Applied Chemistry for Engineering, Vol.27, No.4, 439-443, August, 2016
망간산화물/기능화된 그래핀 나노복합체에 기반한 고성능 슈퍼커패시터 개발
Development of High-performance Supercapacitors Based on MnO2/Functionalized Graphene Nanocomposites
초록
본 연구에서는 MnO2 나노입자들이 기능화된 그래핀에 증착된 나노복합체를 제조하고 이의 우수한 전기화학적 특성을 순환전압전류법, 정전류 충전-방전법 및 임피던스 분석을 통하여 증명하였다. 환원된 그래핀 산화물의 표면 개질을 위하여 이온성 액체를 도입함으로써, 그래핀 시트들 간의 뭉침현상을 제어하고 MnO2 나노입자들의 성장부위를 제공하였다. 상기 제조된 MnO2/RGO 나노복합체는 전자주사현미경, 투과전자현미경, X선 광전자 분광기, X선 회절기를 사용하여 분석하였다. MnO2/RGO 전극의 전기화학적 특성은 Na2SO4 전해액을 사용하여 3상 전극 시스템 하에서 분석실시하였다. MnO2/RGO 전극은 높은 비정전용량(251 F/g), 고속 충방전(80.5% 용량 유지율) 및 장수명 특성(93.6% 용량 유지율)을 나타내었다.
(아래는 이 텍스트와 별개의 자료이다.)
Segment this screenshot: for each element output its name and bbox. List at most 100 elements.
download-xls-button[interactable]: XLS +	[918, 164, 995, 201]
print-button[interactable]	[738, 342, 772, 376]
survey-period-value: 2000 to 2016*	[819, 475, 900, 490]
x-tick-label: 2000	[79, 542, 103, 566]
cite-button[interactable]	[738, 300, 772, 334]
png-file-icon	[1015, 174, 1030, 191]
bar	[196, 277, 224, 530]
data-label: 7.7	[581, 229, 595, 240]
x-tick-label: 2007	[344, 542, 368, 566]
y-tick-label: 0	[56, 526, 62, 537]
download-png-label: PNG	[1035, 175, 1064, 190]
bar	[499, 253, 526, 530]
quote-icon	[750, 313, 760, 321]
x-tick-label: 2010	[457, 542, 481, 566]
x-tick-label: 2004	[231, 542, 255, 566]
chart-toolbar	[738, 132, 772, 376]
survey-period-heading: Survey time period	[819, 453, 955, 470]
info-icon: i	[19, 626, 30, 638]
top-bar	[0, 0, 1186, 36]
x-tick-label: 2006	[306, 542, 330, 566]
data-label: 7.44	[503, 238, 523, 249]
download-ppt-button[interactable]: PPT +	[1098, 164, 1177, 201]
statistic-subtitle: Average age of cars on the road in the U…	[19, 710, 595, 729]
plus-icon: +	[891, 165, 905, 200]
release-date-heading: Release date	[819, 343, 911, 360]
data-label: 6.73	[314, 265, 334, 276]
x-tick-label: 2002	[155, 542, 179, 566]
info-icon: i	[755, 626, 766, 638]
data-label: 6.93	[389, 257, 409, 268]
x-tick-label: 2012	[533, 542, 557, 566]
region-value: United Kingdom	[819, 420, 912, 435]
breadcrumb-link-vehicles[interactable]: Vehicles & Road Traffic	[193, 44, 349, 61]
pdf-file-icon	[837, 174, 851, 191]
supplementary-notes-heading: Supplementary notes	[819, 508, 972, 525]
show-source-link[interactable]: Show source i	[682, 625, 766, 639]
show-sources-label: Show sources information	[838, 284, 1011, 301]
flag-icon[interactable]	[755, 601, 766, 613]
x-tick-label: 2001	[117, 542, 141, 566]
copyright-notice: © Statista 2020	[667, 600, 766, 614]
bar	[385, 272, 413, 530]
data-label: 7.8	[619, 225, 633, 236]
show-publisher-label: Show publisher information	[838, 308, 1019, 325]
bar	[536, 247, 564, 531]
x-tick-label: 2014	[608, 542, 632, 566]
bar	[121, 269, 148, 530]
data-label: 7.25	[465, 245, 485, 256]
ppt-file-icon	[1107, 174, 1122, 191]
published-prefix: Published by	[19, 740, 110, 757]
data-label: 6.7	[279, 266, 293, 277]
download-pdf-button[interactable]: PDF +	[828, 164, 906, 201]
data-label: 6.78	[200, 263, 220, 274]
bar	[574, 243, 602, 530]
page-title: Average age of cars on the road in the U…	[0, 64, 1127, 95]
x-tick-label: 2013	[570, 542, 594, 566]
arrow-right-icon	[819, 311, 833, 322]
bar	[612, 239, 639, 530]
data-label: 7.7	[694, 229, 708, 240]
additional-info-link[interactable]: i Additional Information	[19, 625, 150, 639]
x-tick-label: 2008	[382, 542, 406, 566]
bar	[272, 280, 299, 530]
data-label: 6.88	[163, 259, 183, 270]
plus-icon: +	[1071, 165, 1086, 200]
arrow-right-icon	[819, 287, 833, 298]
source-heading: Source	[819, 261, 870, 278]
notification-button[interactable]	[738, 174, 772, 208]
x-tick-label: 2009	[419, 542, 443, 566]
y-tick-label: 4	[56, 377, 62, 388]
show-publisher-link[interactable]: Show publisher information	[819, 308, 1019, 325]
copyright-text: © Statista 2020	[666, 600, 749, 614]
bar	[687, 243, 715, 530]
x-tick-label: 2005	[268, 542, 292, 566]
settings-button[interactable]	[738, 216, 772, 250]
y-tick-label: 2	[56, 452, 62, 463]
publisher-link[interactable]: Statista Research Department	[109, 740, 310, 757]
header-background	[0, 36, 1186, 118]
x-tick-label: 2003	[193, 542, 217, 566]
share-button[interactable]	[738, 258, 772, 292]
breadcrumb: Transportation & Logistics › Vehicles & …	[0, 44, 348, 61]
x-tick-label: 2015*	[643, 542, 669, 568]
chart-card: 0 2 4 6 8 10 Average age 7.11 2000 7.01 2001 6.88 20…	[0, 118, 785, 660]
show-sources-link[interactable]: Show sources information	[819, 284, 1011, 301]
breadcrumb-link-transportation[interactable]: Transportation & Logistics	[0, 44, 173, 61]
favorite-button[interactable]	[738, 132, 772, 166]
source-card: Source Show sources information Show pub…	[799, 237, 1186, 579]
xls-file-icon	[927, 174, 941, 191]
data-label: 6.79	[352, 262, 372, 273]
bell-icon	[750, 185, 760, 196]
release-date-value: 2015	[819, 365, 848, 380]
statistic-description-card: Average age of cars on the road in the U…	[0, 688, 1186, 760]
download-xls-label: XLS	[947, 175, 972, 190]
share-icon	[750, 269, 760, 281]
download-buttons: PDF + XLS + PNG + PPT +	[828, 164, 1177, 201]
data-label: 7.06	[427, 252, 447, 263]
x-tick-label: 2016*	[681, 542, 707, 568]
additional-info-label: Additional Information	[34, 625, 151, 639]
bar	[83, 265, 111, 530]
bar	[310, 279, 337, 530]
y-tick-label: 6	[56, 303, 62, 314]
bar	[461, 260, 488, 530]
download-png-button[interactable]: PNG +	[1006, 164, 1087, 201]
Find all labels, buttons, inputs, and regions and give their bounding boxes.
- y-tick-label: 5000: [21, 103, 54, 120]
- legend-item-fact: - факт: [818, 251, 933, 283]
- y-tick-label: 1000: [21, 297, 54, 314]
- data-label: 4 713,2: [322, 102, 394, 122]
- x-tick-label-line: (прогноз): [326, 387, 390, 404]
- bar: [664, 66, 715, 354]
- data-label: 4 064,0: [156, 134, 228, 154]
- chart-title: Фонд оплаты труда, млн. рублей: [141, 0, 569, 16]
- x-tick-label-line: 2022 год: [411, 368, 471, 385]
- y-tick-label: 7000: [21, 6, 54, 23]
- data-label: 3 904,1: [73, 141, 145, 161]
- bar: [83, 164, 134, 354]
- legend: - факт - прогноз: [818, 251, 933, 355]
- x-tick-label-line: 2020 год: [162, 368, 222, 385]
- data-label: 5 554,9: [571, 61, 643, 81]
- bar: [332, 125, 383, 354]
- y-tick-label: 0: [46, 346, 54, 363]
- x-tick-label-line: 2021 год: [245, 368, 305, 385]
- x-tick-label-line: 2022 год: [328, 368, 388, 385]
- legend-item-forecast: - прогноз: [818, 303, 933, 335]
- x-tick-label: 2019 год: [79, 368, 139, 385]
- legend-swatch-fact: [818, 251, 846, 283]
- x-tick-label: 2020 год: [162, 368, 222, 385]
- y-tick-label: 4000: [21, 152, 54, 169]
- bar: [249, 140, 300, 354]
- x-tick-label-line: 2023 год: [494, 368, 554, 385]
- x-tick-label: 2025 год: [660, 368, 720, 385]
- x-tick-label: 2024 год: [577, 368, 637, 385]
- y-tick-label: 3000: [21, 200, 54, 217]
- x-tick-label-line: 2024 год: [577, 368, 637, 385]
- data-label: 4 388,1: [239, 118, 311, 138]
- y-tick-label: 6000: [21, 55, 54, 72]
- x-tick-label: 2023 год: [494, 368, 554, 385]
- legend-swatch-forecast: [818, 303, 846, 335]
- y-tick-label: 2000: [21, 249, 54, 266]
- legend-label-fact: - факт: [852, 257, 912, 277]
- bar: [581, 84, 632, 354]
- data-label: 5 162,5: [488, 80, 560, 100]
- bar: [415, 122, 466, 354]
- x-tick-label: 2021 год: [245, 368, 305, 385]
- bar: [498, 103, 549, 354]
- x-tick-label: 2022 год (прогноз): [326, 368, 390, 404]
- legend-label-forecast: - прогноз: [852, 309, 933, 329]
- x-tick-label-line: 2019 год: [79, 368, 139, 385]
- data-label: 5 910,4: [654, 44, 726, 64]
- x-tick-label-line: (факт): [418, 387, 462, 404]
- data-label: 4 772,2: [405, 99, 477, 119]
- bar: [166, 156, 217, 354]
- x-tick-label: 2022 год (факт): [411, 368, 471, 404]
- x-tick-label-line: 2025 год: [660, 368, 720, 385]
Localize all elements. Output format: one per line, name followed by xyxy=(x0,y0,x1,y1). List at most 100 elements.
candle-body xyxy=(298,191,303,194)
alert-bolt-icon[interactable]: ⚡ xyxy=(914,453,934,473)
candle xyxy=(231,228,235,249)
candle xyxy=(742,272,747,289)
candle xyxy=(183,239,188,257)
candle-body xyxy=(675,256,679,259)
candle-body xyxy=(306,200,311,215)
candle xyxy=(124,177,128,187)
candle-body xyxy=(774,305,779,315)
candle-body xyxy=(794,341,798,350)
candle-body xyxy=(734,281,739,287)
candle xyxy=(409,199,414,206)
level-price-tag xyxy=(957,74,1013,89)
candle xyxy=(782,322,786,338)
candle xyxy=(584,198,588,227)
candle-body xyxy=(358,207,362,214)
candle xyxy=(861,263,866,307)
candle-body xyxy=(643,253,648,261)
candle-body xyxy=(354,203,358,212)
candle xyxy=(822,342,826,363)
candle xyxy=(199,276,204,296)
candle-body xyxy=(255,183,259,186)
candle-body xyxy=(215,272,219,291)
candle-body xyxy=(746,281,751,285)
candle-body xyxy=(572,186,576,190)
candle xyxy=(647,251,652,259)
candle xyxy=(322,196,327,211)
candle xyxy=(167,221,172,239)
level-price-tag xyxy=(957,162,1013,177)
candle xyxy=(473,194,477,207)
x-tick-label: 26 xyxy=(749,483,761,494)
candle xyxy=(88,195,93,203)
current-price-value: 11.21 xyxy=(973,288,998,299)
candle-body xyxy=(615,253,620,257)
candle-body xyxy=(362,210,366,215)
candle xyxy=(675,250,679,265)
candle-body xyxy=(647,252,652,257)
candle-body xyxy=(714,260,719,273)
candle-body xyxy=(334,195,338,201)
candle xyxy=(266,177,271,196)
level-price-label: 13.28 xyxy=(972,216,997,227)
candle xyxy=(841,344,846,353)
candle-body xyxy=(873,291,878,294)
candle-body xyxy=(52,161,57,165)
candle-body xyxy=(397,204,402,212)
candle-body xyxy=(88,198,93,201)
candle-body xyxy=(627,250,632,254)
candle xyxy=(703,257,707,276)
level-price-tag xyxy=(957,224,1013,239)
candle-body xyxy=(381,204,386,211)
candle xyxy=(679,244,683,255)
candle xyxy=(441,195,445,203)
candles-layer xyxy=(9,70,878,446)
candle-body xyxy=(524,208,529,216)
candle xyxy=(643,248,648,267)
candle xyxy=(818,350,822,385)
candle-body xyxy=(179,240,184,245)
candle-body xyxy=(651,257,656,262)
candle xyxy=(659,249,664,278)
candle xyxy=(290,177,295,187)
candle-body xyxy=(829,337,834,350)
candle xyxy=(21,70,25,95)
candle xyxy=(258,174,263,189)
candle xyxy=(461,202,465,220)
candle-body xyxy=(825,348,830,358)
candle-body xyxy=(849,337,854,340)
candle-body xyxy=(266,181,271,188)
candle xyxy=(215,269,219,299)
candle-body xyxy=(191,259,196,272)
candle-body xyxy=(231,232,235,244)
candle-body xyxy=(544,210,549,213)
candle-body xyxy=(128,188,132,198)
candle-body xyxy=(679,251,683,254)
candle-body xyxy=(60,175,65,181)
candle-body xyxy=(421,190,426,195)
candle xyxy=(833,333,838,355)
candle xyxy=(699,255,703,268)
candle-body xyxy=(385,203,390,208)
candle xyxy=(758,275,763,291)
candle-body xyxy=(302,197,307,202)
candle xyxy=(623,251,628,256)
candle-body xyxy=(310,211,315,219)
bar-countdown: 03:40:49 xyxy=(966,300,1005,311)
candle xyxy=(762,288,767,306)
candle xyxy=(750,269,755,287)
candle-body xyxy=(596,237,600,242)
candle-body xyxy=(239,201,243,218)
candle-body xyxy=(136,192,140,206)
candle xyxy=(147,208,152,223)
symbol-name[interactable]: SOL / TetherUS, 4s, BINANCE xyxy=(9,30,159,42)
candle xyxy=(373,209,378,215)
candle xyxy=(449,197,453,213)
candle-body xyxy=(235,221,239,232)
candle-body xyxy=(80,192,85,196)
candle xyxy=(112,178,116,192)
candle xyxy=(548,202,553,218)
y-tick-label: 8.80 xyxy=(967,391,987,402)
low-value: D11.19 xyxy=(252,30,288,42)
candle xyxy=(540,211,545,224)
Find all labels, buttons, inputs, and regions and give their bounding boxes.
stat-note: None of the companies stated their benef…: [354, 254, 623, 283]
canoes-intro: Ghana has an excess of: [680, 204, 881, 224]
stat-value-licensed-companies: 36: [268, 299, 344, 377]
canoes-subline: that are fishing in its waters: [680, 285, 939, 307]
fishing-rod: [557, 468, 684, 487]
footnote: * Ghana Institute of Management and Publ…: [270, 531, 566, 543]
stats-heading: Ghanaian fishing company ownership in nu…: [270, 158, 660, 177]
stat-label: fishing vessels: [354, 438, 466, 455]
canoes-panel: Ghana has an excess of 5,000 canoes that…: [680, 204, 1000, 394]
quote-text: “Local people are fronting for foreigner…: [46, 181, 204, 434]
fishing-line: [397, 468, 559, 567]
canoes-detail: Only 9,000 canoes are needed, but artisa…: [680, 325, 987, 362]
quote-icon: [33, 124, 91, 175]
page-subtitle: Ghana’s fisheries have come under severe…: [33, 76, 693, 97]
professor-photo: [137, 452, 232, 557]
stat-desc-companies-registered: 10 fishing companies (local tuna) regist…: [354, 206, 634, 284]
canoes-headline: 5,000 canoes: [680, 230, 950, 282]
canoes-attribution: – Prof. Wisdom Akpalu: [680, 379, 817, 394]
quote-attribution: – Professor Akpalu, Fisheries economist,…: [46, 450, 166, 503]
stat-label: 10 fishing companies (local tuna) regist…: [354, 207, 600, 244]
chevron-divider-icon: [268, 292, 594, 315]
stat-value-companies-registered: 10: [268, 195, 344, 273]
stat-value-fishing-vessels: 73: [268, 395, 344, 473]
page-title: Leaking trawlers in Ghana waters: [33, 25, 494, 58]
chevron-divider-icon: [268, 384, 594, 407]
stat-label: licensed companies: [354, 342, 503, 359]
In this report, MnO2 nanoparticle-deposited functionalized graphene sheets were prepared and their superior electrochemical performances were demonstrated by cyclic voltammetry, galvanostatic charge-discharge, and impedance analysis. Ionic liquids were employed to functionalize the surface of reduced graphene oxides (RGOs), leading to prevention of the aggregation of RGO sheets and abundant growth sites for deposition of MnO2 nanoparticles. As-prepared MnO2/RGO nanocomposites were characterized using scanning electron microscope, transition electron microscope, X-ray photoelectron spectroscopy, and X-ray diffraction. Electrochemical properties of MnO2/RGO electrode were evaluated using Na2SO4 electrolyte under a three-electrode system. The MnO2/RGO electrode showed a high specific capacitance (251 F/g), a high rate capability (80.5% retention), and long-term stability (93.6% retention).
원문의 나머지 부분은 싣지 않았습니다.